Combining Differential Algorithm with Node Centrality Criterion for Increasing the Accuracy of High Dimension Data Selection

Azad Shojaei , Javad Mohammadzadeh , Keyhan Khamforoosh

Azad Shojaei , Javad Mohammadzadeh , Keyhan Khamforoosh

Abstract

Data is usually described by a large number of features. Many of these features may be
unrelated and redundant for data mining applications. The presence of many of these
unrelated and redundant features in a dataset negatively affects the performance of the
machine learning algorithm and also increases the computational complexity. Therefore,
reducing the size of a dataset is a fundamental task in data mining and machine learning
applications.
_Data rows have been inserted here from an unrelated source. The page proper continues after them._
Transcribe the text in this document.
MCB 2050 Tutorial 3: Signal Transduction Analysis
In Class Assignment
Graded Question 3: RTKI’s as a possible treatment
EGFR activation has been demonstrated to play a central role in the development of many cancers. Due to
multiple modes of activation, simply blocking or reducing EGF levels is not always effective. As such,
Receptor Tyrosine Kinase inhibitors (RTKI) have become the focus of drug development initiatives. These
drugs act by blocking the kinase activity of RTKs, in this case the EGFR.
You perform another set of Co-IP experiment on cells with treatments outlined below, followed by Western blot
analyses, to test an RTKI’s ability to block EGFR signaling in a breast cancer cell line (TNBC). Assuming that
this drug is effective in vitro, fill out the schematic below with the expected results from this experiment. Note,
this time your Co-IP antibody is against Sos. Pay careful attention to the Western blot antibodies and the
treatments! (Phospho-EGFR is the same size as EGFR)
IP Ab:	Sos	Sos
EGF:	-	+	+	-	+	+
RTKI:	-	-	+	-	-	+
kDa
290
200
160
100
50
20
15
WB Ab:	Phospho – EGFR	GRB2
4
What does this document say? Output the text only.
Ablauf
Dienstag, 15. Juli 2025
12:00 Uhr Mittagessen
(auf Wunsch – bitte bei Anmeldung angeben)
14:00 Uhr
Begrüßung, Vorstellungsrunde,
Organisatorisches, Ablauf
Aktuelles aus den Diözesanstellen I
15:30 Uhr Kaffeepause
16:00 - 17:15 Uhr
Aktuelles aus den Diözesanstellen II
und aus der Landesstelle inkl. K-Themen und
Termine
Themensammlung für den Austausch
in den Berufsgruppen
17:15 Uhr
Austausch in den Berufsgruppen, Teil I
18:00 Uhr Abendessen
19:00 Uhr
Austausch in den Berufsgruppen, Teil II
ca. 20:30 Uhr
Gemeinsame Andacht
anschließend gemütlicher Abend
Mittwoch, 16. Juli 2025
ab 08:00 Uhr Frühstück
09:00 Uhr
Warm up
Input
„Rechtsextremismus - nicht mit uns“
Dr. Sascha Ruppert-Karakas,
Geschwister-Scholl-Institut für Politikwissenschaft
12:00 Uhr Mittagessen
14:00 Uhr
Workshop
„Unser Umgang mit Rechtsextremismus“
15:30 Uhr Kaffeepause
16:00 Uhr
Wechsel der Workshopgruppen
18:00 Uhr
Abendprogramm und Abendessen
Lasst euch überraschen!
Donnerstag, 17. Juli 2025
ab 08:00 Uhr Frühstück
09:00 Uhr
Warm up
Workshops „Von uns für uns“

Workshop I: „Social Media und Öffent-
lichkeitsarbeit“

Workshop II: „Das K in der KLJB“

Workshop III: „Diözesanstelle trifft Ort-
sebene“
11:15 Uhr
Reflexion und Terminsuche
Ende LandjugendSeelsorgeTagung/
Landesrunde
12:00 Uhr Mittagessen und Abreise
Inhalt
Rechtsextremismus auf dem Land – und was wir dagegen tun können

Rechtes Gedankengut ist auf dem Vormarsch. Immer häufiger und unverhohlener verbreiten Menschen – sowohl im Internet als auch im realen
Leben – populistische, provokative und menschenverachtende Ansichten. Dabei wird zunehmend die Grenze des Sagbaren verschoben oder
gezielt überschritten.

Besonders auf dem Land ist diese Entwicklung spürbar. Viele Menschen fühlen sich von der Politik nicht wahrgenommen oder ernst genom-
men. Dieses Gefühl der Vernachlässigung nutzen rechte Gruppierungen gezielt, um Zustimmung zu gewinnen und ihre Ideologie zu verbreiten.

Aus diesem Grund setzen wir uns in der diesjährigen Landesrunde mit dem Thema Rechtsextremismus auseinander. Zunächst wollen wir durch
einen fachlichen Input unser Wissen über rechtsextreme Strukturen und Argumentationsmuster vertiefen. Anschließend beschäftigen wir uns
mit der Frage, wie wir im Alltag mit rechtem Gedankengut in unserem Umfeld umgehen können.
The main purpose of this study is to combine the node centrality criterion and
differential evolution algorithm to increase the accuracy of feature selection. The proposed
method as well as the performance dataset of the proposed method was compared with the
most recent and well-known feature selection methods. Different criteria such as
classification accuracy, number of selected attributes, as well as execution time were used
to compare different methods. The results of the comparison of different methods were
presented in different shapes and tables and the results were analyzed in full. And from the
statistical point of view and using different statistical tests like Friedman different methods
were compared with each other. The results showed that the selected evolutionary
differential algorithm for clustering, instead of finding all the elements of the cluster centers
present in the data set, found only a limited number of DCT coefficients of these centers
and then reconstructed using the same cluster centers coefficients.